Tensile relaxation with curve anchors

You have a few different choices when meshing for relaxation, and which is best depends on the aims.

My example used a structured quad mesh - starting from a coarse mesh with just 8 quads and subdividing. One advantage of this approach is that it makes it possible to separate the edges into warp and weft directions, for if you want more control whether the result is more funnel or cone shaped (like shown here). It can often also be a good starting point for designing the cutting pattern of fabric strips for fabrication.

As these coarse quad meshes have long straight edges, they won’t match given curved boundaries before subdivision and relaxation (which can make them a little more complex to set up, since you can’t simply anchor the naked points), but they get pulled to the target curves when running the solver as shown in my file.

If you model the pre-relaxed geometry as NURBS then mesh it using the standard mesher, like in your example, you can meet any boundary curves easily, but the mesh will usually be quite uneven, as it uses smaller faces near curve details. This unevenness can sometimes lead to some bulges and dips in the result, since the tension won’t be evenly distributed.

Another possibility is to model as NURBS, mesh, then TriRemesh.
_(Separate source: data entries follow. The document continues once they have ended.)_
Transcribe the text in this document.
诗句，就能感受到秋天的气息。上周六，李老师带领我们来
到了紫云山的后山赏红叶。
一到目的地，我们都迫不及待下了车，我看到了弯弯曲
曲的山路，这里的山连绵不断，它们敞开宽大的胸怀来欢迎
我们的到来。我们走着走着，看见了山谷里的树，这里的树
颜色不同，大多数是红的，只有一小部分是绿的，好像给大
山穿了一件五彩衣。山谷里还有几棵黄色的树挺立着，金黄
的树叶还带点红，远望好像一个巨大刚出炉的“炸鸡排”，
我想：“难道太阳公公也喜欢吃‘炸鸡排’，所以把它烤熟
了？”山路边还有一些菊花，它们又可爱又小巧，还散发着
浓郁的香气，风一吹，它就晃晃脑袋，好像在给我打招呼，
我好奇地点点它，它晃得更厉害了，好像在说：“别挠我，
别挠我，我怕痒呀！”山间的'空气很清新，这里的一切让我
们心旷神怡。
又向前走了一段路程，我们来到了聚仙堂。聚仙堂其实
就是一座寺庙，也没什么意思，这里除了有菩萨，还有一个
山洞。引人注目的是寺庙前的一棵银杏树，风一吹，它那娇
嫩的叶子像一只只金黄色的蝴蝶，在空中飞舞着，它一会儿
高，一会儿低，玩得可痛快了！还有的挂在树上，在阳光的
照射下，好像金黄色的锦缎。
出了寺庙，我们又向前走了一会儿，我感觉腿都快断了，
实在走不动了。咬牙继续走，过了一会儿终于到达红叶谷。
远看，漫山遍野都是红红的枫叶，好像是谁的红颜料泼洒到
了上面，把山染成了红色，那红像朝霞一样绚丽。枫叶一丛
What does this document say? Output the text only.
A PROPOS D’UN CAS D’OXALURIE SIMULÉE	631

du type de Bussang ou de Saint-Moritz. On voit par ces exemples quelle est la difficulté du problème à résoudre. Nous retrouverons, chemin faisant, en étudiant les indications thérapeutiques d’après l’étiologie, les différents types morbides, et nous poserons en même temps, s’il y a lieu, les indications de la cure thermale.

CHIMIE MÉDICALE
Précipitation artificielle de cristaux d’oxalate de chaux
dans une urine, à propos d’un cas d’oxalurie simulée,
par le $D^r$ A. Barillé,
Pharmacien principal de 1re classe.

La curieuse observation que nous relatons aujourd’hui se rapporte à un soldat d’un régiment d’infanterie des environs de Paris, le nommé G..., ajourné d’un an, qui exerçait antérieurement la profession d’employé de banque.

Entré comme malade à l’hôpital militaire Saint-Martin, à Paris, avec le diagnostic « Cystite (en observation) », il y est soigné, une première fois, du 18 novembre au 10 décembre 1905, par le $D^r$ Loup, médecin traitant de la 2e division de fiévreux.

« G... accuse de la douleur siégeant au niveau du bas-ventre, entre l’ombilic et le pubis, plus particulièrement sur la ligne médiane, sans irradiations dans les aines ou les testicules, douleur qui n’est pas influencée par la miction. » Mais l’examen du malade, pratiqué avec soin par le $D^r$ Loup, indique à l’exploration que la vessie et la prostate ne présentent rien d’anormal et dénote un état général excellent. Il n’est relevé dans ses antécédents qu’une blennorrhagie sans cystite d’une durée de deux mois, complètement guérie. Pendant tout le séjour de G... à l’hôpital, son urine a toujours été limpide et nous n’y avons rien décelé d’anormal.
This will give near equal sized and equilateral triangles, so will give a smoother result when relaxing.
Going further than this, if the input form is far from the relaxed form, the triangles can still change size and shape a lot during the relaxation, and in this case you might want to use the LiveSoap component, which will remesh as it relaxes to keep it even.
With any triangular remeshing you don’t have the convenient directionality of a structured quad mesh though.